STA 410/2102 - Topics and Study Questions for Test 1
A) Arithmetic on the computer.
The idea of floating-point arithmetic - representation in terms
of mantissa and exponent. Round-off error, underflow and overflow.
The problems of saturation and of cancellation. See Chapter 2 of
the textbook.
Exercise 1: Suppose arithmetic is done with decimal floating-point
numbers with two decimal digits in the mantissa and a
two-digit exponent. What will be the result of the
following operations? (Here "e" means "times ten to the
power".)
a) 0.46e10 + 0.36e9
b) (0.10e-60 * 0.10e-50) / (0.1e-40)
c) (0.99e0 + 0.3e-2) + 0.3e-2
d) 0.99e0 + (0.3e-2 + 0.3e-2)
e) (0.10e-2 + 0.16e-3) - (0.10e-2 + 0.14e-3)
B) Simulation and permutation tests.
Generation of random variates. Simulation to determine properties
of statistical procedures (eg, correctness of the distribution of
p-values under the null hypothesis, power of a test for an alternative).
Permutation tests.
Exercise 2: Write a S/R function called my.rnorm that generates
normal random variates, taking the same arguments as
the built-in rnorm (sample size, mean, standard deviation).
This function should use the built-in runif and qnorm
functions. The arguments of qnorm are a vector of
numbers between 0 and 1, a mean, and a standard deviation.
It returns a vector of quantiles of the normal distribution
with that mean and standard deviation, with the quantile
positions being given by the first argument.
C) Least-squares regression by solving the normal equations.
The Cholesky decomposition, forward substitution, and backward
substitution. See sections 3.1 to 3.3 of the text for this and
for (D).
Exercise 3: Solve the following system of equation for z by hand,
using the Cholesky decomposition and forward and
backward substitution:
[ 4 2 2 ] [ 10 ]
[ ] [ ]
[ 2 10 1 ] z = [ 2 ]
[ ] [ ]
[ 2 1 5 ] [ 1 ]
D) Least-squares regression using orthogonal transformations.
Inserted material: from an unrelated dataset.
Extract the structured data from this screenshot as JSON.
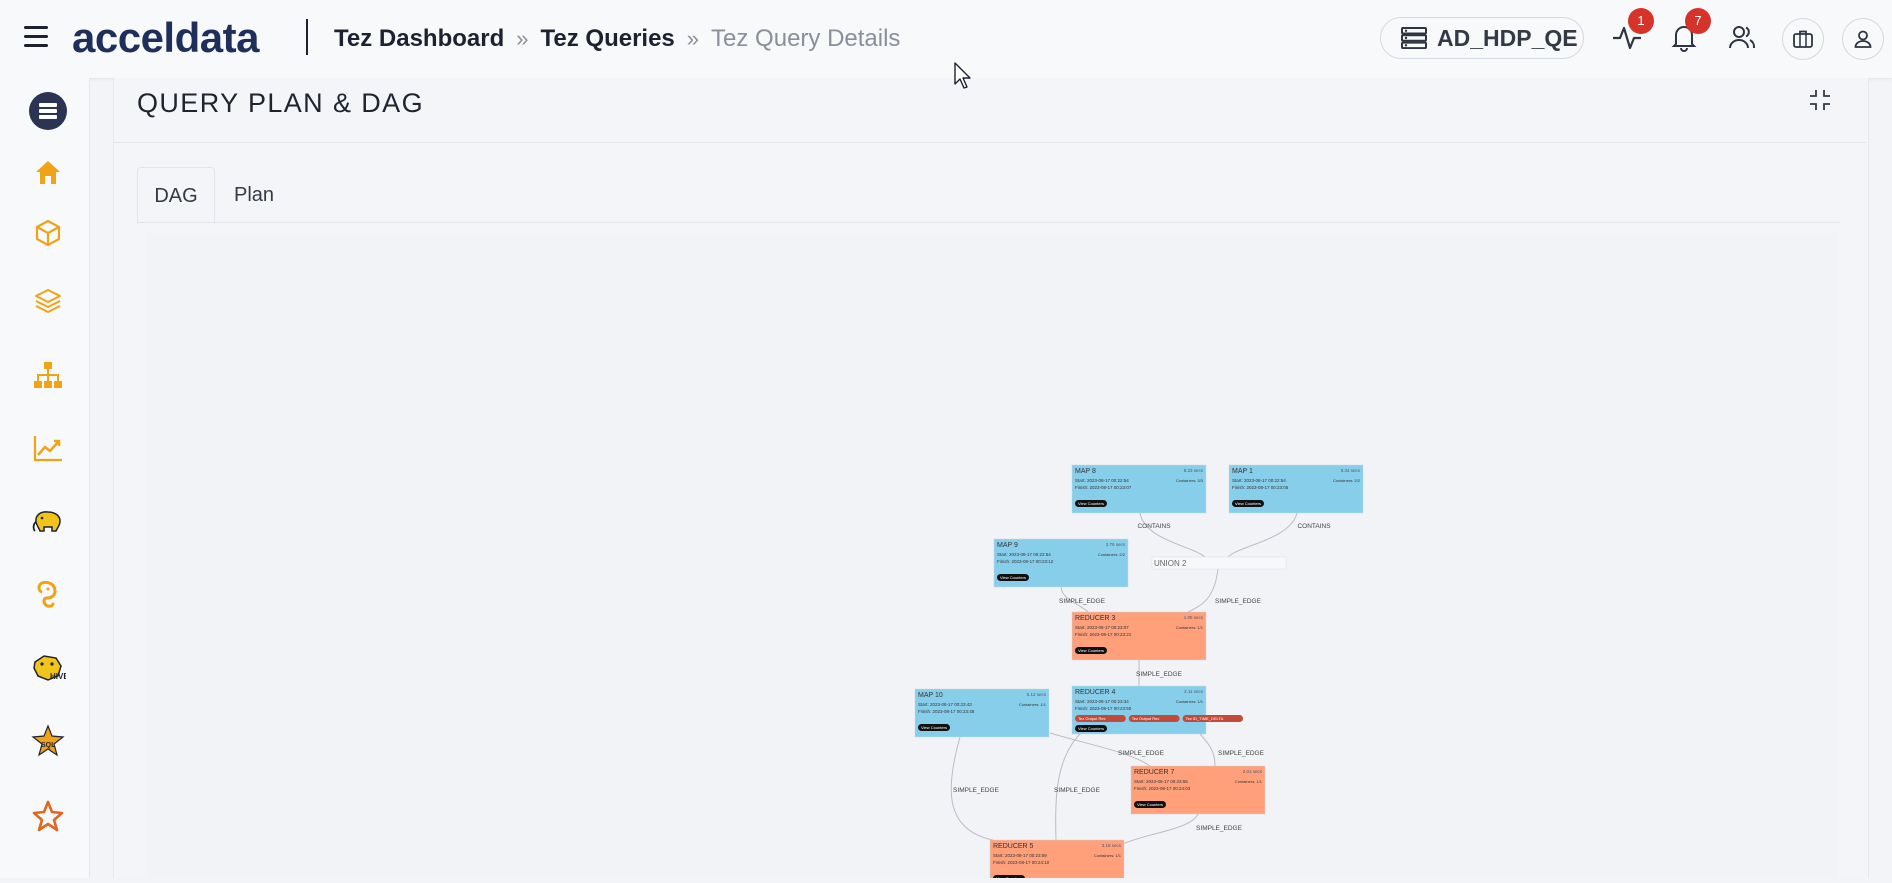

Definition of an orthogonal transformation. Effect of an orthogonal
transformation on the regression problem. Using orthogonal
transformations to produce an upper-triangular X matrix, and why this
helps. Accomplishing this with Givens rotations and Householder
reflections.
Exercise 4: Find a Householder transformation which when applied to
the vector [ 5 3 0 4 ]' will produce a vector in which
the last two coordinates are zero, and the first coordinate
is the same as before. What is the full orthogonal matrix
corresponding to this transformation?